Life and Death

As a first year medical student, my first exposure to death was in the Anatomy lab. Many articles have been written about the transformative and spiritual powers of being up to your elbows in dead bowels; I won’t retread that path.

I realized, the other day, as I was waiting for a vending machine to dispense my Orange Gatorade, that Anatomy was a profound experience with impermanence in a completely different way. Anatomy was my first inkling that, in Medical School as in life, all things end.

The course was so hard, so all-consuming and so physically demanding that it felt like my entire life boiled down to dissecting and identifying anatomical structures. Something was beautifully simple in the month before the Anatomy exam, though, that I still miss. I had a sense of precisely what I needed to learn and precisely how I was going to do it, and I sat down, and I did it. I didn’t finish the class with the highest exam score, but I improved about 15 points over my midterm exam, and I felt fluent in Anatomy (yes, it is a language that makes up for its lack of verbs and paucity of adjectives with treasure trove of nouns). I was able to teach. I taught. And then, one day, we had our final exam, and I haven’t touched a dead body since.

Cold turkey.

I walked by the anatomy lab the other day, on my way back from a meeting with one of the pathology attendings at University Hospital. I don’t even remember the combination to the door, much less the attachments for teres major. I left that part of myself in our cadaver’s body bag; incinerated or donated to some even lower form of medical research, or perhaps stored in a 55 gallon drum labelled “Human”.

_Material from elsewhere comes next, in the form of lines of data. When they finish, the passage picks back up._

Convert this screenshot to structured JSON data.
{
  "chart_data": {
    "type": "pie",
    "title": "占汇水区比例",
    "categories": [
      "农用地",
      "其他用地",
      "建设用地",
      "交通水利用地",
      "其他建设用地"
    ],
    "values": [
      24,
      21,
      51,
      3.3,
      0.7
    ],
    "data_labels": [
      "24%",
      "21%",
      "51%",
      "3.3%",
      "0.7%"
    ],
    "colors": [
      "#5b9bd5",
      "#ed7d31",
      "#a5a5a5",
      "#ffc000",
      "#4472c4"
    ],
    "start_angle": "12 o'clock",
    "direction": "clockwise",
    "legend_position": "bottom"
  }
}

I’m embarking on another voyage into the limitations of my own mind. This one will go farther than before, requiring more of myself than anything I’ve ever done before. I’ll exhaust myself, day in and day out, until one day it, too, will end. I’ll take that part of myself and leave it behind in a sterile testing center. And then I’ll move on to the next thing, and the next thing, and the next.

I wonder if I could get those pieces back someday. I might like to know how much I knew, and forgot, and learned, and then forgot again. Because, that’s what medical school really is. A thousand-foot tall monument to forgetting. As Kundera wrote, it’s the same as remembering.